Un hombre fue condenado a cadena perpetua sin posibilidad de libertad condicional tras asesinar a su compañero de celda en una cárcel de Florida, en un caso que volvió a tomar relevancia por su comportamiento durante la sentencia.
Se trata de Marcus Terry, de 43 años, quien fue hallado culpable del homicidio ocurrido en el Instituto Correccional de Dade, en el sur de Estados Unidos.
Durante la audiencia final, el acusado se rió mientras la jueza describía el crimen, lo que generó un momento de fuerte tensión en la sala.
Un crimen de extrema violencia dentro de la cárcel
El hecho ocurrió en abril de 2021, cuando Terry atacó a su compañero de celda, Ray Matos, de 68 años.
Según se determinó en el juicio, el agresor utilizó un bolígrafo para apuñalarlo en la cabeza, luego de haberlo inmovilizado de forma violenta.
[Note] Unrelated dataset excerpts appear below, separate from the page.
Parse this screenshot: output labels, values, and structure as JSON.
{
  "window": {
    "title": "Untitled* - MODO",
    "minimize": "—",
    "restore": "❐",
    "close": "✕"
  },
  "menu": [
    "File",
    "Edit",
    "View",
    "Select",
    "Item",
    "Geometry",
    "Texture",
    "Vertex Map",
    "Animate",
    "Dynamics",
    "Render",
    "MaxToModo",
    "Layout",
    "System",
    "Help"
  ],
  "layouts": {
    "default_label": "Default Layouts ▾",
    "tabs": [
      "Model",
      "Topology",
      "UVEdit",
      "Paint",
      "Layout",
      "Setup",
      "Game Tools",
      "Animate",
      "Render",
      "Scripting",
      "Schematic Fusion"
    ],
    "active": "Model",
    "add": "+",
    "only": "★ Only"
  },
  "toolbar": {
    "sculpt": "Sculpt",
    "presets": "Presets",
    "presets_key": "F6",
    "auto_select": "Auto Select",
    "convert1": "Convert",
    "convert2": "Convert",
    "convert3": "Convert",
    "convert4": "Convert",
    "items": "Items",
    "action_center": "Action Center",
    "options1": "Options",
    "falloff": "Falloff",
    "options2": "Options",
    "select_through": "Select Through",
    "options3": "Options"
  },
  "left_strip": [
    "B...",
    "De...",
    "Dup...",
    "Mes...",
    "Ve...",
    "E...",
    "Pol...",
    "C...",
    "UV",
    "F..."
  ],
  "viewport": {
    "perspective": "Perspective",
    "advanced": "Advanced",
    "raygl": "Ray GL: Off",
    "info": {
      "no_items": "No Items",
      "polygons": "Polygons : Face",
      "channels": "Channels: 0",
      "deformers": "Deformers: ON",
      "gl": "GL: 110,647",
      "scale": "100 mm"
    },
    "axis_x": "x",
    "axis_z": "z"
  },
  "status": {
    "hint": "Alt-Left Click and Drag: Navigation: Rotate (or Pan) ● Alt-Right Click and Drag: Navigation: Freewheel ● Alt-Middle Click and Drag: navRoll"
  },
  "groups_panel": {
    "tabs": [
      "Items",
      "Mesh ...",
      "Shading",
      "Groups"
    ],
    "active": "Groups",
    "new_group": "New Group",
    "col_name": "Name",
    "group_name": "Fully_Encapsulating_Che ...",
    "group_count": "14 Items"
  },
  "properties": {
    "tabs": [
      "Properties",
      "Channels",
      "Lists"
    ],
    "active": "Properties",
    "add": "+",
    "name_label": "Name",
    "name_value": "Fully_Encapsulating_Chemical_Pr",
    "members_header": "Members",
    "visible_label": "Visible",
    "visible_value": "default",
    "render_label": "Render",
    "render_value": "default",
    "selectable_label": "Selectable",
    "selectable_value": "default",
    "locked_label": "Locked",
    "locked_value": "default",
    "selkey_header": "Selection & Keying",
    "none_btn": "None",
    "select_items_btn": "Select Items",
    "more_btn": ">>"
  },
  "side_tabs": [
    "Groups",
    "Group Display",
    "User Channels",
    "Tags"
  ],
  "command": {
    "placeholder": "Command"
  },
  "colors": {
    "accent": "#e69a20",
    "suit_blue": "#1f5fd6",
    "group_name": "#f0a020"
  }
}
Cuando los guardias ingresaron, encontraron a la víctima gravemente herida y al atacante sin signos de haber sufrido lesiones, lo que evidenció la brutalidad del episodio.
La condena tras un proceso judicial contundente
En diciembre de 2025, un tribunal lo declaró culpable de asesinato en segundo grado, luego de analizar pruebas forenses y testimonios.
La defensa intentó solicitar un nuevo juicio, argumentando irregularidades en la admisión de pruebas.
Sin embargo, el pedido no prosperó y el proceso avanzó hacia la instancia de sentencia.
La reacción del acusado que generó impacto
Durante la audiencia final, mientras la jueza detallaba el ataque, Terry comenzó a reírse.
Ante la situación, la magistrada lo confrontó, pero el condenado respondió con una frase irónica, lo que incrementó la tensión en la sala.
El episodio reflejó una actitud desafiante y una ausencia total de arrepentimiento frente a la gravedad del hecho.
Una sentencia sin margen de reducción
La jueza consideró que no existían elementos para aplicar una pena menor.
En su resolución, remarcó la violencia del crimen y el comportamiento del acusado como factores determinantes.
Por ese motivo, dictó cadena perpetua sin posibilidad de libertad condicional, cerrando el proceso en su etapa principal.
Un caso que sigue generando repercusión
La escena de la audiencia se difundió rápidamente y generó impacto en la opinión pública.
Más allá del fallo, el caso reabre el debate sobre la violencia dentro del sistema penitenciario y el comportamiento de los condenados en instancias judiciales.
El acusado aún tiene la posibilidad de apelar, aunque el contexto del caso plantea un escenario complejo para revertir la sentencia.
El episodio combina la brutalidad del crimen con una reacción inusual en la sala de justicia, en un caso que volvió a poner el foco en el sistema penitenciario y en el desarrollo de los procesos judiciales.